SELAMAT TAHUN BARU 2019
Opini by Zeng Wei Jian
In political science, Sebuah Revolusi (revolutio; “a turn around”) merupakan perubahan fundamental dan ‘relative sudden change’ pada konstelasi political power. Biasanya, revolusi pecah akibat opresi penguasa di bidang politik, sosial dan ekonomi.
Aristotle (in book V Politics) menyebut dua type revolusi; Complete change dan modifikasi dari existing constitution.
Tahun 2019, Indonesia menghadapi revolusi konstitusional di Pilpres April. Rezim ini harus diganti.
“Revolusi 2019” tidak pernah bersifat seperti digambarkan Alexis de Tocqueville; A sudden & violent revolution to transform an entire society.
Dia lebih mendekati salah satu bentuk tipologi revolusi versi Mark Katz; “Revolution from above”.
Rasa ingin perubahan itu hendaknya jangan distop atau dihancurkan dengan manipulasi, curang, hoax dan fitnah dari Status Quo.
In 1962, John F Kennedy berkata, “Those who make peaceful revolution impossible will make violent revolution inevitable”.
Bagi oposisi, camkan ini: A peaceful non violent revolution is still A Revolution.
Bagi Chairman Mao Tse Tung, “A revolution is not a dinner party, or writing an essay, or painting a picture, or doing embroidery; it cannot be so refined, so leisurely and gentle, so temperate, kind, courteous, restrained and magnanimous”.
Revolusi bukan pesta-pesta makan, dansa-dansi, menulis curhat, menyulam, gossiping atau melukis.
Revolusi ialah gerakan insureksi kekuasaan dari tangan rezim hoaxer yang berpilar para penoda agama Islam.

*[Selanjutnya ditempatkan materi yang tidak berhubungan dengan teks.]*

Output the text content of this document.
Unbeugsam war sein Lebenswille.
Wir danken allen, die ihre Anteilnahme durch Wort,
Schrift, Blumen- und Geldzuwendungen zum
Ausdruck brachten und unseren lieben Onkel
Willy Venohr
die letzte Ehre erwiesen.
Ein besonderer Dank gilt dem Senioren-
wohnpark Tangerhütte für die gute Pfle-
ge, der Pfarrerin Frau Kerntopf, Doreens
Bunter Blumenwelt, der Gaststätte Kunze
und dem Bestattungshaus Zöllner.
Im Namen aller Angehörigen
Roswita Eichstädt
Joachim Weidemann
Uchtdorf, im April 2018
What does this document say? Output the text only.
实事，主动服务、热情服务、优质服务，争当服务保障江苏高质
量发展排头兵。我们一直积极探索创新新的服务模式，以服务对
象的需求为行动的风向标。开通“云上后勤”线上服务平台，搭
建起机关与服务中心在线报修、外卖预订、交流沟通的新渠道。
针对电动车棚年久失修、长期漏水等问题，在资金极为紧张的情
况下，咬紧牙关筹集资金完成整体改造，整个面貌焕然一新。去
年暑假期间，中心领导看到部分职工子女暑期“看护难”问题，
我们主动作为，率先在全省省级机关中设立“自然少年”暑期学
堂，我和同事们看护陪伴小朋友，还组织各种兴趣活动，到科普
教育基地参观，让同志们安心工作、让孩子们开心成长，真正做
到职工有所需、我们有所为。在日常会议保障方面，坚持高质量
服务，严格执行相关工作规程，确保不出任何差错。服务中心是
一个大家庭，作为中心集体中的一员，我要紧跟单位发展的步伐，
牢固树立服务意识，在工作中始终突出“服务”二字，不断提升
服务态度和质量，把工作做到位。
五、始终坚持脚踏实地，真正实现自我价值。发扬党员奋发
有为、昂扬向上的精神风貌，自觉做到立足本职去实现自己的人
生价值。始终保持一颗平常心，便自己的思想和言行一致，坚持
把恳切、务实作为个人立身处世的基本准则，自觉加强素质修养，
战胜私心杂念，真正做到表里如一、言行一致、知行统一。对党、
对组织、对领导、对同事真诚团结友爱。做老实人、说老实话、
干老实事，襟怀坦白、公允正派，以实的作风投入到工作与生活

Rakyat lapar, sembako dan BBM naik, mereka ngajak Prabowo-Sandi tanding ngaji di Aceh. Mengkeret saat ditantang balik adu push up atau menembak. Konyol…!!
Mengadopsi five-stage strategy George Lakey dalam bukunya “A Manifesto for Nonviolent Revolution” (1973): Cultural preparation, Building Organization, Confrontation, Mass Non Cooperation, Developing Parallel Institution.
Persiapan kultural sudah dimulai sejak Ahok menista agama dan “legalisasi” kelompok Islam-Nusantara. Pembentukan organisasi dan networking, Konfrontasi, Perlawanan massal berkesinambungan dan mengembangkan institusi paralel merupakan tahapan alamiah pasca 2016.
Maintaining the “ghiroh” is our task. Euforia kemenangan Pilkada Jakarta trigger apa yang disebut Vladimir Lenin sebagai “Left Wing Communism’s Infantile Disorder”.
Semua orang cari panggung. Pengen ngetop. Karena dikiranya, popularitas kunci sedot duit. Fitnah sana-sini. Mainkan kartu rasisme Anti China, Anti Kristen, Anti Amerika dan sebagainya. Sok jago. Inbox penuh dengan nyinyir dan character assasination.
Alhasil, basis fundamental Jabar, Jateng, Jatim lepas.
Opposition failed the test of time and minor victory. Deklarasi Prabowo-Sandi menjadi momentum pertama memperbaiki dan evaluasi diri.
Singkirkan sampah dan benalu. Those who seek fame & fortune on revolutionary wave dan aktifisme politik.
Memasuki tahun baru 2019 adalah momentum kedua evaluasi diri. Perkuat diri. Ingat sisa waktu perang hanya 100 hari. “If you want to make this year better, make each minute better,” kata Saji Ijiyemi.
Perkuat solidaritas dan devotion to the revolution. Fokus. Pertajam pisau analisa. Dinginkan kepala. Tambah disiplin, tenacity, self-sacrifice, heroism, dan perluas komunikasi dengan semua lapisan rakyat. Mau kafir, mau kaya, mau kere. Biarin. Yang penting Pro Prabowo-Sandi.
Ikuti komando yang benar. Stop sok pinter dengan anjuran stop serang Paslon Ko-Ruf No. 1 dan hanya berkutat pada branding. Itu tugasmu. Bukan tugas yang lain. Jangan campuri job desk orang lain.
If you think you are smart enough, think twice. You are not Erick Tohir nor Jenderal Joko Santoso.
Akhir kata, Selamat Tahun Baru 2019. Mengutip statement Akilnathan Logeswaran; “Let us celebrate the dates on which we change the world”.